在图像的浮点高度图上，我迭代数组中的每个2x2正方形子矩阵，执行计算，对结果求和。这是缓慢的，因为海拔Map很大（16K x 16K），并且循环比NumPy或SciPy慢。如何遍历多维NumPy数组块？
这个3x3 NumPy数组可以是NxM：

[[0.0, 1.0, 2.0],
 [3.0, 4.0, 5.0],
 [6.0, 7.0, 8.0]]

我想要一个快速迭代器，它产生：

> [0.0, 1.0, 3.0, 4.0]
> [1.0, 2.0, 4.0, 5.0]
> [3.0, 4.0, 6.0, 7.0]
> [4.0, 5.0, 7.0, 8.0]

子矩阵中的值的顺序并不重要，只要它们是一致的（逆时针、顺时针、Z字形等）。
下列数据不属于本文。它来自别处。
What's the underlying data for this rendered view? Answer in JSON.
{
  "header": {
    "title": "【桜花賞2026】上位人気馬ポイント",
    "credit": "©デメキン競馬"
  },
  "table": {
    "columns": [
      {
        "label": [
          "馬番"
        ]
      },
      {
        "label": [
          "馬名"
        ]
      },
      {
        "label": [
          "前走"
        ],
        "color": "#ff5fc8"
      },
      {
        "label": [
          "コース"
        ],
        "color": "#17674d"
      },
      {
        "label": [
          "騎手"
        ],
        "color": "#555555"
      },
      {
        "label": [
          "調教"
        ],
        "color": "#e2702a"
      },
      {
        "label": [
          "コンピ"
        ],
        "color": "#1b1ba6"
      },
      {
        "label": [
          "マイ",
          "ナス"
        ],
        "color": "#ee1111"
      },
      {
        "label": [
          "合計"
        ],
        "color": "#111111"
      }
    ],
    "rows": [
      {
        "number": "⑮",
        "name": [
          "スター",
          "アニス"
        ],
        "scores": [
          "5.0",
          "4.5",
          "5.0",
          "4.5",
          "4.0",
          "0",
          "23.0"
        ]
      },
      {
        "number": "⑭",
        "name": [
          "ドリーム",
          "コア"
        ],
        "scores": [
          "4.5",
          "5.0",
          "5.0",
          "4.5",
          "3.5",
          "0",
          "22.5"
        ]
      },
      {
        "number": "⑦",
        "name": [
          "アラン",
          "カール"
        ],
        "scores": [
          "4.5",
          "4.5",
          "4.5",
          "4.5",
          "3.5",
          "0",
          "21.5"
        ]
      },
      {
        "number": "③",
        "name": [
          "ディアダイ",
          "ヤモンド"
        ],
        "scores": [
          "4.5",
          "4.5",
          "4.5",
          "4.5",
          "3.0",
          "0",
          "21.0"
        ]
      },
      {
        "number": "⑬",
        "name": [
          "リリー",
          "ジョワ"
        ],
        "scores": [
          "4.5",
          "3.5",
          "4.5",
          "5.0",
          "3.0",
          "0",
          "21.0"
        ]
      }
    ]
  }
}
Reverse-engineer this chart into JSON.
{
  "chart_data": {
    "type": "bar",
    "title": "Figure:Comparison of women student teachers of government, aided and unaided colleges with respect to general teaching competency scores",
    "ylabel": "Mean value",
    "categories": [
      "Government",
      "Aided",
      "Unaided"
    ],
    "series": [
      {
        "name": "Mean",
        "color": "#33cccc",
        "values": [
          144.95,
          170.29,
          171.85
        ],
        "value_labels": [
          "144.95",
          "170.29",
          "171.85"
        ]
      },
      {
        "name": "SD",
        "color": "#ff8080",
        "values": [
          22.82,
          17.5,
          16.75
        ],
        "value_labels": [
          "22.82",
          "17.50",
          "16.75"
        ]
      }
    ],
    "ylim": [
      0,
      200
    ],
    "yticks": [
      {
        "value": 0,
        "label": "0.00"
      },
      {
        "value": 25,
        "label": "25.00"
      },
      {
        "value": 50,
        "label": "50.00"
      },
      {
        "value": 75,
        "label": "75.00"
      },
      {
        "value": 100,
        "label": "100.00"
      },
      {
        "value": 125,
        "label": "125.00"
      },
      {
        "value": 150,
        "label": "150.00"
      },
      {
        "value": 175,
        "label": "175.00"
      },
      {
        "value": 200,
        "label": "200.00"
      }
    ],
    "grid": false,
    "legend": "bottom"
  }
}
我的代码不使用NumPy：

shape_dem_data = shape_dem.getdata() # shape_dem is a PIL image

for x in range(width - 1):
    for y in range(height - 1):
        i = y * width + x
        z1 = shape_dem_data[i]
        z2 = shape_dem_data[i + 1]
        z3 = shape_dem_data[i + width + 1]
        z4 = shape_dem_data[i + width]
        # Create a bit-mask indicating the available elevation data
        mask = (z1 != NULL_HEIGHT) << 3 |\
               (z2 != NULL_HEIGHT) << 2 |\
               (z3 != NULL_HEIGHT) << 1 |\
               (z4 != NULL_HEIGHT) << 0
        if mask == 0b1111:
            # All data available.
            surface_area += area_of_triangle(((0, 0, z1), (gsd, 0, z2), (gsd, gsd, z3)))
            surface_area += area_of_triangle(((0, 0, z1), (gsd, gsd, z3), (0, gsd, z4)))
            pass
        elif mask == 0b1101:
            # Top left triangle
            surface_area += area_of_triangle(((0, 0, z1), (gsd, 0, z2), (0, gsd, z4)))
        elif mask == 0b0111:
            # Bottom right triangle
            surface_area += area_of_triangle(((gsd, 0, z2), (gsd, gsd, z3), (0, gsd, z4)))
        elif mask == 0b1011:
            # Bottom left triangle
            surface_area += area_of_triangle(((0, 0, z1), (gsd, gsd, z3), (0, gsd, z4)))
        elif mask == 0b1110:
            # Top right triangle
            surface_area += area_of_triangle(((0, 0, z1), (gsd, 0, z2), (gsd, gsd, z3)))
return surface_area

目的是计算高度数组的表面积（给定像素之间的固定采样距离）。位屏蔽检查哪些像素组合不是“空”高度（并相应地调整计算）。